At last, The Armageddon Factor limps to the finish line, thus closing the Key to Time season. I've actually enjoyed this last story of the season, as well as the whole concept of the Key to Time season, in general. In fact, as this season was my first prolonged exposure to Doctor Who as a young 'un, I was under the general impression that The Doctor was always searching for something specifically, so the notion of a grand story arc such as this didn't seem as jarring to me as it may have to long term viewers at the time.
The lack of scale really hampers the end of this story, though, as well as the lack of scale to the final scene. Whereas The Doctor's first meeting with a Guardian occurred in a strange, mystical world that the White Guardian dragged him to, the climactic meeting with the Black Guardian occurs within the safety and familiarity of The Doctor's TARDIS. It's a shame that this scene couldn't have been set in some a place that offered some sort of danger, but it wasn't. And look at the scene - even though The Doctor is supposedly being threatened by one of the most powerful beings he has ever come into contact with, he is 100% in control. Zero threat, zero danger, zero drama.

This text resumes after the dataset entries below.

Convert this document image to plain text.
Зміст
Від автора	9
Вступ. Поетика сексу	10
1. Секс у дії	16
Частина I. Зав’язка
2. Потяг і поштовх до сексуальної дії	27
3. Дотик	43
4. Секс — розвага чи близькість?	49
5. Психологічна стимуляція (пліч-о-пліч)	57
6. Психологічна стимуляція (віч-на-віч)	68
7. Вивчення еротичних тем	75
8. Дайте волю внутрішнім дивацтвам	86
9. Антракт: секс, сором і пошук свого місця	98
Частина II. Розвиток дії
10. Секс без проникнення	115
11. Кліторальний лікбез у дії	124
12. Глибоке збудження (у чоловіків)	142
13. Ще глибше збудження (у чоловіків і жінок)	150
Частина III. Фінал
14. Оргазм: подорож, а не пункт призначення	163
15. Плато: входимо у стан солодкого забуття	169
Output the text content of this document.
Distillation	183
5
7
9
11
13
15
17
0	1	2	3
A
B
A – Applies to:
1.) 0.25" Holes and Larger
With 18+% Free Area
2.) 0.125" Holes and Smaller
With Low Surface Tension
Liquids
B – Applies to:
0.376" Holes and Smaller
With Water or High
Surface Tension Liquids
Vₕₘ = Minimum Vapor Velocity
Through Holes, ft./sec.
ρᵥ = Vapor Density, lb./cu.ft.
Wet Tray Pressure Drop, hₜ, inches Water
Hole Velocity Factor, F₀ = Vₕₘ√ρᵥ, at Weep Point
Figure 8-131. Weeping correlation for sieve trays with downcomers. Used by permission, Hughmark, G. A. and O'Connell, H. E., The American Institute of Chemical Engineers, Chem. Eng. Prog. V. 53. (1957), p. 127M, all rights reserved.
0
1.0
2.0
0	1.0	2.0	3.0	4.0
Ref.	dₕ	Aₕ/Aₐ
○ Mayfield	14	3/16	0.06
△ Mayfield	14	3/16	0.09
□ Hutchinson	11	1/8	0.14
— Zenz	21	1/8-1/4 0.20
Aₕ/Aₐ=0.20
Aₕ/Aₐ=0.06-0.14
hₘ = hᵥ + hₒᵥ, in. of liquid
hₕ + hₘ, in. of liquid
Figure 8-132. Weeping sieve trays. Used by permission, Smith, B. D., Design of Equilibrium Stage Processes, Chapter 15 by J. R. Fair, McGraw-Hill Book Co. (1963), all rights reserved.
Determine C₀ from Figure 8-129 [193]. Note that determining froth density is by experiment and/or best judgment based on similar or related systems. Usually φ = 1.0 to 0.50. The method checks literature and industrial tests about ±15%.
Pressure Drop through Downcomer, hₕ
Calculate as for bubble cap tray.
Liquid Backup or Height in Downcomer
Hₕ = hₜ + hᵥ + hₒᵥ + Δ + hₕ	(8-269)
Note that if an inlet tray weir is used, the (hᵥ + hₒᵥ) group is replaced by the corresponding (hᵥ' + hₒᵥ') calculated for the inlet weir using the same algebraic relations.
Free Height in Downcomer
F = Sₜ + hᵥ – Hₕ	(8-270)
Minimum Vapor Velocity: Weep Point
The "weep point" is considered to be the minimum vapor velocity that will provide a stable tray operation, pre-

And then the giant reset button gets hit when The Doctor scatters the segments, enabling Astra to return to life and rejoin Merak in romantic bliss. Does this then mean that all the other segments were returned to where they were originally found? Is there a necklace hanging around one of the stones in the Nine Travellers? Did Garron finally get back his lump of jethrik? Is there now a shrunken Calufrax creating a black hole somewhere in space?
Whatever the case, the reset was both inevitable, in hindsight, and unavoidable. If the balance of good or evil was reset, as the White Guardian intended, then there wouldn't be much of an entertaining program to watch anymore if there was no evil for The Doctor to stamp out. It all seems, as the last scene would indicate, a season-long explanation as to why The Doctor installs a Randomizer in the TARDIS, thus giving the series a raison d'etre for appearing willy nilly in various places. It also gives Graham Williams the satisfaction that he's justified a reason for The Doctor's travels, as the moral ambiguity of the apparent randomness of his exploits was always something that bugged the producer.
On the whole, The Key To Time season was rather entertaining, and nice way for me, personally, to relive some happy childhood memories.